No obstante, el Informe permite extraer algunas pautas para evitar el riesgo de infracción de las normas de competencia.

Así, de acuerdo con el Informe, pueden plantearse problemas desde el punto de vista del Derecho de la Competencia cuando los acuerdos con los proveedores de acceso a internet se celebren con proveedores de contenidos con un importante peso en el mercado. Pero, incluso con altas cuotas de mercado, el riesgo para la competencia sólo surgirá cuando los competidores de los proveedores de contenidos, actuales o potenciales, no puedan llegar a estos mismos acuerdos con las operadoras de telecomunicaciones.

Otra cuestión abordada con particular intensidad por el Informe de la Comisión son las restricciones de la competencia en el supuesto de la promoción, por parte de las operadoras de telecomunicaciones, de sus propias aplicaciones. En la actualidad, es común que las operadoras de telecomunicaciones estén integradas verticalmente, de tal forma que sus actividades engloben desde la provisión de acceso a internet hasta la generación de contenidos (particularmente, contenidos televisivos online o de aplicaciones de vídeo bajo demanda).

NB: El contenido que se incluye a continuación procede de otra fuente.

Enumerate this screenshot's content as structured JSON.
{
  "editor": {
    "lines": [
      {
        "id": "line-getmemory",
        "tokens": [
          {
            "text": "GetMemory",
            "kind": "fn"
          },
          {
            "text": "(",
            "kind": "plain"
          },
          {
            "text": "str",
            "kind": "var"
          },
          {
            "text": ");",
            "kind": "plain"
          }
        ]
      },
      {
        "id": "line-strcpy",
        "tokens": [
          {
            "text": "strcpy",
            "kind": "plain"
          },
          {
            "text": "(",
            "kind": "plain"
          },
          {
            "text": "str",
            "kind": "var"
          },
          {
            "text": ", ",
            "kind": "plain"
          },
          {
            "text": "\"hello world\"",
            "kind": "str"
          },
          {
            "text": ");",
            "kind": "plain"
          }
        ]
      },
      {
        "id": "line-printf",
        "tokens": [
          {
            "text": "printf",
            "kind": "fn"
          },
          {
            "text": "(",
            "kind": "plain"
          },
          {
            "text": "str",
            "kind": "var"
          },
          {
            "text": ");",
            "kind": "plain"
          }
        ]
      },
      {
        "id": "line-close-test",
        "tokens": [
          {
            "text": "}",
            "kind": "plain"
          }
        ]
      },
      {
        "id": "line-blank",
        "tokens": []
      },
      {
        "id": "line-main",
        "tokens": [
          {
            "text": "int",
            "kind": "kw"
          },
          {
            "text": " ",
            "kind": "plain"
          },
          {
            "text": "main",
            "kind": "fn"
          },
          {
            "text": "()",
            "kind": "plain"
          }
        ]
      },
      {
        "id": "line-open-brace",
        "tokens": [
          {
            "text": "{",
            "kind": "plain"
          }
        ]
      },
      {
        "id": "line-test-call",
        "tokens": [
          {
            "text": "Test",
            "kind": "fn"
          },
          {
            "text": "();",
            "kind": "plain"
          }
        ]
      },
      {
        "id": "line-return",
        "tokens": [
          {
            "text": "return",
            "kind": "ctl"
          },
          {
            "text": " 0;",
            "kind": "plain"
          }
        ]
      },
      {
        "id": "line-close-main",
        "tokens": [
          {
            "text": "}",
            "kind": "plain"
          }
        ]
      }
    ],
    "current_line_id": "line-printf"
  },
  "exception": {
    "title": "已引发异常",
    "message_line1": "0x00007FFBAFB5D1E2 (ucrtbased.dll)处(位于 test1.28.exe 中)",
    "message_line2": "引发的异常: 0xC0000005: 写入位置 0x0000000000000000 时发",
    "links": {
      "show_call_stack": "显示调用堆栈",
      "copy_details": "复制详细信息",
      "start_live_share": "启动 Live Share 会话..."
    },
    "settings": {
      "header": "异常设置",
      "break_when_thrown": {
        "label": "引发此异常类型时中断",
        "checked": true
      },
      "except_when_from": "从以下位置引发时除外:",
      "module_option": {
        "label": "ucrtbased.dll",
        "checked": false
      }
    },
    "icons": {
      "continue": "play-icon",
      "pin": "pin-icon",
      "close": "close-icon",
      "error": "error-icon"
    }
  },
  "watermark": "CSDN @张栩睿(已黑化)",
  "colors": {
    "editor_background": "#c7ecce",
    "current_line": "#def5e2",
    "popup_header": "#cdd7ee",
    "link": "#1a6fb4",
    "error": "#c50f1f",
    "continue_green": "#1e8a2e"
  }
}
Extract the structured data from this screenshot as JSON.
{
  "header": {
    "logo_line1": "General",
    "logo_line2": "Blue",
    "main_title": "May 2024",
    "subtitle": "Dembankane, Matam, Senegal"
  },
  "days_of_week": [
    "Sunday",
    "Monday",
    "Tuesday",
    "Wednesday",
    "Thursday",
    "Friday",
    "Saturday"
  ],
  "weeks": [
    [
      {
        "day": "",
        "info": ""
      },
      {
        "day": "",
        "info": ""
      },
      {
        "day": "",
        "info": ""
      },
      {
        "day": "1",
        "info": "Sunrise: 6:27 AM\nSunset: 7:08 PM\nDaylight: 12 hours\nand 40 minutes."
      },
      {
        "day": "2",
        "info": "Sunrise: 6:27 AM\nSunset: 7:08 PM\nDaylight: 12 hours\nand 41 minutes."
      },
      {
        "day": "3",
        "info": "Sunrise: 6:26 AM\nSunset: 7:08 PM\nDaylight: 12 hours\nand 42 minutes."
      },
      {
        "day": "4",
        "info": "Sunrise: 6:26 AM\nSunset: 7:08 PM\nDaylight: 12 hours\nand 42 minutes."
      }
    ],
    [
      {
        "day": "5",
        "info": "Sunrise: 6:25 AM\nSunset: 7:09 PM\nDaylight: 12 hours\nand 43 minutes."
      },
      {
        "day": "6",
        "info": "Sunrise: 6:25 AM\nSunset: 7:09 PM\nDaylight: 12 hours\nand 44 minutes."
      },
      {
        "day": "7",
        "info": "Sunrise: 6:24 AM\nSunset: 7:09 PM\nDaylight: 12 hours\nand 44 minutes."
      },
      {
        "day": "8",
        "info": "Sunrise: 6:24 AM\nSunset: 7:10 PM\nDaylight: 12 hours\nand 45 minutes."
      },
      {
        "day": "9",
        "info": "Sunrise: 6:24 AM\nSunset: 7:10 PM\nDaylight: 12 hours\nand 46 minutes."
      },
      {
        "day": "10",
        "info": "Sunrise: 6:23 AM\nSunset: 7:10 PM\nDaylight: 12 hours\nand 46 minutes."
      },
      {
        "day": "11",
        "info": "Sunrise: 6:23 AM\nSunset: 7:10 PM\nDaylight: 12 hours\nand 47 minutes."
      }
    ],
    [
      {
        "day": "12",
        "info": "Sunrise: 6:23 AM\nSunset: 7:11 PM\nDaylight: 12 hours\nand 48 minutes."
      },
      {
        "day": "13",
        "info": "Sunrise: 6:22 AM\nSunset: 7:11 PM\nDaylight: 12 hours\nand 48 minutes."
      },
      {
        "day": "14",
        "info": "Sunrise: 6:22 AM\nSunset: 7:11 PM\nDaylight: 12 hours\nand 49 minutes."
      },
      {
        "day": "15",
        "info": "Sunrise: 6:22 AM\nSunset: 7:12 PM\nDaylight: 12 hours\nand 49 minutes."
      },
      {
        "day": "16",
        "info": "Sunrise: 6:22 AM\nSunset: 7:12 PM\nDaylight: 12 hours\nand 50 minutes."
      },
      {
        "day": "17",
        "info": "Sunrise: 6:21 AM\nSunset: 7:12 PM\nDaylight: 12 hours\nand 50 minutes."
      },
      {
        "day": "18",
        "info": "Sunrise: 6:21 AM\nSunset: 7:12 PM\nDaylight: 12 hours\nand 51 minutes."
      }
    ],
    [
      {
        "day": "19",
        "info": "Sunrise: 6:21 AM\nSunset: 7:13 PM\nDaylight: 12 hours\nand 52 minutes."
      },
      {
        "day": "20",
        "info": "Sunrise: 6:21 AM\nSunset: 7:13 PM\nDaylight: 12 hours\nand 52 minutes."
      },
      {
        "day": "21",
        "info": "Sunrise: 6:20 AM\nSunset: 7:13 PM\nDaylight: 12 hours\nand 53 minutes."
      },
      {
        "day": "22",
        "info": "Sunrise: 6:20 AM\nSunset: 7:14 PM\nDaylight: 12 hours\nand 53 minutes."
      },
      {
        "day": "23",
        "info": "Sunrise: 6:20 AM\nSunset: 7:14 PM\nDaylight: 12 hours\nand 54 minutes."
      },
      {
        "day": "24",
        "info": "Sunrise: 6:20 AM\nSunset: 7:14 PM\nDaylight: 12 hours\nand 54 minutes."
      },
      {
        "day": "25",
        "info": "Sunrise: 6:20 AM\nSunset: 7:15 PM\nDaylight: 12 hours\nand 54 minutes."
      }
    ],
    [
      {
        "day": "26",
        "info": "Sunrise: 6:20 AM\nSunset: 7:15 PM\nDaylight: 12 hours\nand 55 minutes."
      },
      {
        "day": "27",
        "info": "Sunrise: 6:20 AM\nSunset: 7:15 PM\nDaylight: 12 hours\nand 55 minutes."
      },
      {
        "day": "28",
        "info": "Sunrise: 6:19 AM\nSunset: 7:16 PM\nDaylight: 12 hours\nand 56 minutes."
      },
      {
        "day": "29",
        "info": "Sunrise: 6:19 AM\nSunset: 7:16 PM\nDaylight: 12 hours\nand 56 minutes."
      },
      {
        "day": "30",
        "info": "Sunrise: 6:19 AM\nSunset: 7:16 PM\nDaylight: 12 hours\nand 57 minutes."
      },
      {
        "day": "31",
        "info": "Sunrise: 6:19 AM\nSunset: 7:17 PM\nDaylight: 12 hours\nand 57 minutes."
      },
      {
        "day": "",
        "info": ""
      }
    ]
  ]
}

Pues bien, el patrocinio de sus propios contenidos por parte de las operadoras, en el caso de tener gran penetración en el mercado, podría perjudicar a otras compañías independientes presentes en el mercado de la distribución de contenidos, como las conocidas Neflix o HBO, o cualquier otra que pretendiese introducirse en el mercado.

En fin, el Informe de la Comisión no considera que se estén produciendo restricciones de la competencia mediante la aplicación de estas estrategias comerciales, pero avisa a navegantes. Por un lado, actualmente, cuando se trate de proveedores de contenidos con poder de mercado o verticalmente integrados con la operadora de telecomunicaciones habrá que prestar atención al riesgo de cierre de mercado como consecuencia, por ejemplo, de la inclusión de obligaciones de exclusividad. Por otro, a futuro, habrá que ver cómo evolucionan estas prácticas y la incidencia que tengan en el surgimiento de nuevas aplicaciones o el afianzamiento de las que ya están presentes en el mercado.